S3B/SQE/Algorithm
From Corrib Clan Wiki
trocdo dronricer viervirolcer
[edit]
Description of the Semantic Query Expansion algorithm in JeromeDL
- The user writes a query.
- Search is processed by the Lucene full text indexer.
- The results are primarily sorted using TF/IDF method (Term frequency/Inverse document frequency)
- each phrase found is given some points - if a word appears more often in the document it gets more points
- however, if a word is very common it looses points
- ranking is sorted according to the number of points
- Weights are associated to the results, according to their semantic similarity to the query - here is where Semantic Query Expansion is actually called.
- Words are given meanings, which are taken from one of the "controlled vocabularies" - e.g. authority files (users, authors, etc.), keywords, categories, data types. Note that new modules are possible to implement. As a result we get a set of Semantic Objects in place of Strings: String -> SemanticObject[]
- The Semantic Object from the previous step is processed by weight function. Weights are provided by three contexts:
- long-term context - i.e. user's interests. They are loaded using three steps:
- Loading a list of topics of interests from user's profile.
- Checking user's bookmarks, which means folders, their descriptions and their contents.
- Making two first steps using user's friends' profiles (the level of "friendship" is determined in FOAFRealm) - this is called "extrapolated user's profile".

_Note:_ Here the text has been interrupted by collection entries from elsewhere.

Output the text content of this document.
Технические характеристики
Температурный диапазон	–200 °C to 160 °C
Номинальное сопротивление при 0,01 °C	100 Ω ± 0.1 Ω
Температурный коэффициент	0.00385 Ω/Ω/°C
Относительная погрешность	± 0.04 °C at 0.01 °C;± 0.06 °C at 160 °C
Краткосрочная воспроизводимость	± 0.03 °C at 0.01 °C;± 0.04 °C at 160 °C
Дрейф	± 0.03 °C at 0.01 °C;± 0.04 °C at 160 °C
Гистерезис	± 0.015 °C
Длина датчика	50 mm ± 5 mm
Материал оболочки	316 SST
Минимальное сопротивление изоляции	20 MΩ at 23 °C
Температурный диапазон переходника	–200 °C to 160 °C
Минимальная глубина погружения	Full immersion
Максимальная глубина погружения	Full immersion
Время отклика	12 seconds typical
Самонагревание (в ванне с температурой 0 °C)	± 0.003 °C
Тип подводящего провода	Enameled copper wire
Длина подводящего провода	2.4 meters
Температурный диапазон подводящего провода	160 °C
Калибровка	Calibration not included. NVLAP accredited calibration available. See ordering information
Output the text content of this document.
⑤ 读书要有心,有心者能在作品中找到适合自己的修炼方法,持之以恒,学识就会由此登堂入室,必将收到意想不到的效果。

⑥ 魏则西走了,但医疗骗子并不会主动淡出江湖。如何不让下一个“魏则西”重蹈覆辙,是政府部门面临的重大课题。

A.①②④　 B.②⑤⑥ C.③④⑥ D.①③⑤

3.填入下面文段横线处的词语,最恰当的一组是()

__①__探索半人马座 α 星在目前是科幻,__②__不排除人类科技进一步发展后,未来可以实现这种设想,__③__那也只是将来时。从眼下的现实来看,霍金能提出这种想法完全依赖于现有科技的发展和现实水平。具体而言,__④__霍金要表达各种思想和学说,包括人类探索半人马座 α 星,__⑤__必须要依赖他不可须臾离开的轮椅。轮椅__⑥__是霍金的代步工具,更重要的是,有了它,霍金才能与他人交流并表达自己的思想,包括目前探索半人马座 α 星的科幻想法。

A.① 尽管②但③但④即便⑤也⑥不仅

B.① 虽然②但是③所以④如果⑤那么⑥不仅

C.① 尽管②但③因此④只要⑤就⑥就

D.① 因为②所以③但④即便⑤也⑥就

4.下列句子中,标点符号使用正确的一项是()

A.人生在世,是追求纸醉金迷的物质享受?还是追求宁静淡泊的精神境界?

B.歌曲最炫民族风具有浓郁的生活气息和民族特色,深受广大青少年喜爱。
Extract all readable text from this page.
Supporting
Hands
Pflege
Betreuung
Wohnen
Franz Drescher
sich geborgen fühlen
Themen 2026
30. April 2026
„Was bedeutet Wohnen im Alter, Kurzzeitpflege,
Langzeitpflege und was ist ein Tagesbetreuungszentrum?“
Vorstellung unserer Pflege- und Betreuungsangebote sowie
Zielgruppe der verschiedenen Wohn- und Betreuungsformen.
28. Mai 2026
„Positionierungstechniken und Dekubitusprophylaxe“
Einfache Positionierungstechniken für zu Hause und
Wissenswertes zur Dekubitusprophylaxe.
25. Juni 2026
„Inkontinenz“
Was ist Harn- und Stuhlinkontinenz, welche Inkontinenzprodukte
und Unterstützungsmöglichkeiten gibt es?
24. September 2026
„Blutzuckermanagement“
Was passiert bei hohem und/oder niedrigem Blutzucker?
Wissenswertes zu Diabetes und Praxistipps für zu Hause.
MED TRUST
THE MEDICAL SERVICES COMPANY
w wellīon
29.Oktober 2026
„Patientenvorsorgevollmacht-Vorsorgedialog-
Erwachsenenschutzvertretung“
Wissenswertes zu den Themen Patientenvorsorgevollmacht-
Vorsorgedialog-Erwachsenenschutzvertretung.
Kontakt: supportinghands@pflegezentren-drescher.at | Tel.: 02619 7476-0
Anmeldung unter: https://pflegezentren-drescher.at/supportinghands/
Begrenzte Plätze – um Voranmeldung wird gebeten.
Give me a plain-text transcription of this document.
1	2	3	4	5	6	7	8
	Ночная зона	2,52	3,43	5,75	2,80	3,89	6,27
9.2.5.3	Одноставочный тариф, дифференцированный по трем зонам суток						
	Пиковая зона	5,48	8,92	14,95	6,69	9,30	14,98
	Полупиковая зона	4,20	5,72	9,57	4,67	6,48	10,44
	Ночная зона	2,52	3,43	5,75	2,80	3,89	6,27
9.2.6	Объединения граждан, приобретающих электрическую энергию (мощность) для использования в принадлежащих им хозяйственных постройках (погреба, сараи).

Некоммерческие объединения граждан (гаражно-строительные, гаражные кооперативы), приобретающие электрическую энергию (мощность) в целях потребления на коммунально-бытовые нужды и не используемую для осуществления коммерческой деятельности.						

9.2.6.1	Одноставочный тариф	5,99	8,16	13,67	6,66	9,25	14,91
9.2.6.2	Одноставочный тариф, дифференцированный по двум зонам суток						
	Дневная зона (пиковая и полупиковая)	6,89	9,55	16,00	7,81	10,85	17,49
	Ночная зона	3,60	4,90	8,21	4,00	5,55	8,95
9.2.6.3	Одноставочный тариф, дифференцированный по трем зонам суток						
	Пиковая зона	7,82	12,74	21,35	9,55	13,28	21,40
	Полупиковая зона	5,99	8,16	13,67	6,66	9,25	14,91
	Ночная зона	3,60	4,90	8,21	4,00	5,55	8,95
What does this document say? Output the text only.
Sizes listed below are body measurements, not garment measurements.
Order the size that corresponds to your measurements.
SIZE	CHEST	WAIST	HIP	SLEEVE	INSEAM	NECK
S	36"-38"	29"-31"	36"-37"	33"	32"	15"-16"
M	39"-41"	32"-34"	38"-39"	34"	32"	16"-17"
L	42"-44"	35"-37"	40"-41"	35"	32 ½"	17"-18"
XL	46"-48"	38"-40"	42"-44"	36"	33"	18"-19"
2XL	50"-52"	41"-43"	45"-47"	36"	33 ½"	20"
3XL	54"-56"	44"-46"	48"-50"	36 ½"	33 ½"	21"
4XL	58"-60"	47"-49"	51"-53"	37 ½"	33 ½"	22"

- mid-term context - i.e. last searches and recently browsed resources. Weights are additionally changed, according to "how long ago" do the words "last" and "recently" mean.
- short-term context - i.e. last queries and the query itself.
- Weight is finally counted as a sum of weights from each context.
- If the result - mark of similarity - doesn't fulfill some predefined constraints (e.g. similarity threshold), the search is expanded, i.e. invoked recursively. New concepts, like synonyms etc., are loaded form RDF base and taken under consideration. The algorithm goes back to pt. 4.2.
- Otherwise, if the results are satisfactory, the search process is finished.
- All actions taken by the algorithm are saved in a log which can be read by the user. The user can manually change some steps taken by the algorithm to try to refine the query results, e.g. by changing weights and then making the search process start again.